Los hombres duros no bailan. Ya nos lo advirtió Norman Mailer. El cuerpo masculino siempre ha estado sometido a una dura disciplina. Ha sido un cuerpo para el combate, para la acción, para la guerra. El instrumento vigoroso de quien siempre ha tenido el poder. El varón definido en negativo. Ser un hombre ha sido no ser una mujer.  Por eso, incluso cuando hemos bailado, nos hemos puesto límites, para que nada deje en evidencia que también nuestros huesos, nuestros músculos, nuestra piel, están siempre a punto de romperse. Nada de mostrarse como animales heridos, como juncos doblados, como insectos que pueden ser aplastados por una bota. En el siglo XXI hemos convertido los gimnasios en los santuarios de la virilidad. Mujeres, hombres y viceversa. Cuerpos musculosos en Instagram, pechos desafiantes en Tinder. Todo es cultura pornificada.
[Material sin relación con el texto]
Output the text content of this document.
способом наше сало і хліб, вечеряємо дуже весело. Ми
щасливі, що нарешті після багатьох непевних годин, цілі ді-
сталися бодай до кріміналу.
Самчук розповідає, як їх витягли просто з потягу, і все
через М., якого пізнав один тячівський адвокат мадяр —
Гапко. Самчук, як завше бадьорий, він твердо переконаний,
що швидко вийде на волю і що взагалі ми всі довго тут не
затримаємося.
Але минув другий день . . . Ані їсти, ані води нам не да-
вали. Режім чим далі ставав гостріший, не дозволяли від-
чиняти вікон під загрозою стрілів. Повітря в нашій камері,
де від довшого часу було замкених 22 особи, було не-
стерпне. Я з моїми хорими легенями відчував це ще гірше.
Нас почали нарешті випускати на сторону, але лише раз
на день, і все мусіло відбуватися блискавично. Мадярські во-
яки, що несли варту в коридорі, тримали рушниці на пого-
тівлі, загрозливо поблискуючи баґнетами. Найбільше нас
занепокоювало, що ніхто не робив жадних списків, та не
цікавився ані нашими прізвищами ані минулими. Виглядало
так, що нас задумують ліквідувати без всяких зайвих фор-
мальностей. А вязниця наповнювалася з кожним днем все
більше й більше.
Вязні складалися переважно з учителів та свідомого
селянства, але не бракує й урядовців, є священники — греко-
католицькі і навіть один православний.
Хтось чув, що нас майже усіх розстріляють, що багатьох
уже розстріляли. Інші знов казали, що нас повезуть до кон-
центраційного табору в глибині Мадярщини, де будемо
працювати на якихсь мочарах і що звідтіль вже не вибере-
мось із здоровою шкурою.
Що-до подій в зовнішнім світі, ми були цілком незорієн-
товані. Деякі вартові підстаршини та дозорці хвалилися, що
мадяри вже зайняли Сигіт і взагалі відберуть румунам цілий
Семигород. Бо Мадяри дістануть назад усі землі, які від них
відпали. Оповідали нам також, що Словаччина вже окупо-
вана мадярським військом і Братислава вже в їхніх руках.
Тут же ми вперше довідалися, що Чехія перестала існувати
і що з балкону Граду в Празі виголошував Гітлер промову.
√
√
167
Ese macho hegemónico, al que incluso tratan de imitar muchos hombres gais que tienen asumido que ser un hombre de verdad pasa por ser dominante y machista, lejos de desaparecer, parece rearmarse en estos tiempos de fascismo reinventado y patriarcas reactivos. En este siglo de maricón el último y de nenazas que traicionan la virilidad transmitida por sus padres. Precisamente por ello, justo ahora, es tan emocionante ver una película como Solo nos queda bailar.  Ambientada en un país, Georgia, en el que desear a alguien de tu mismo sexo sigue condenándote a los márgenes, la película nos muestra no solo lo que podría ser una historia de amor imposible, que también, sino sobre todo la cruzada de un joven que, al descubrirse, ha de asumir que le ha tocado vivir en una permanente trinchera. Con el fondo de los bailes típicos de un país en el que los hombres danzan para certificar su virilidad, demostrando su potencia y el dominio que concede la verticalidad, la película de Levan Akin tiene el gran acierto de mostrarnos, a través de lo cotidiano, y sobre todo de las miradas de los protagonistas, cómo ser un hombre de verdad implica, todavía hoy, vivir en una jaula cuyos barrotes son vigilados por la fratría.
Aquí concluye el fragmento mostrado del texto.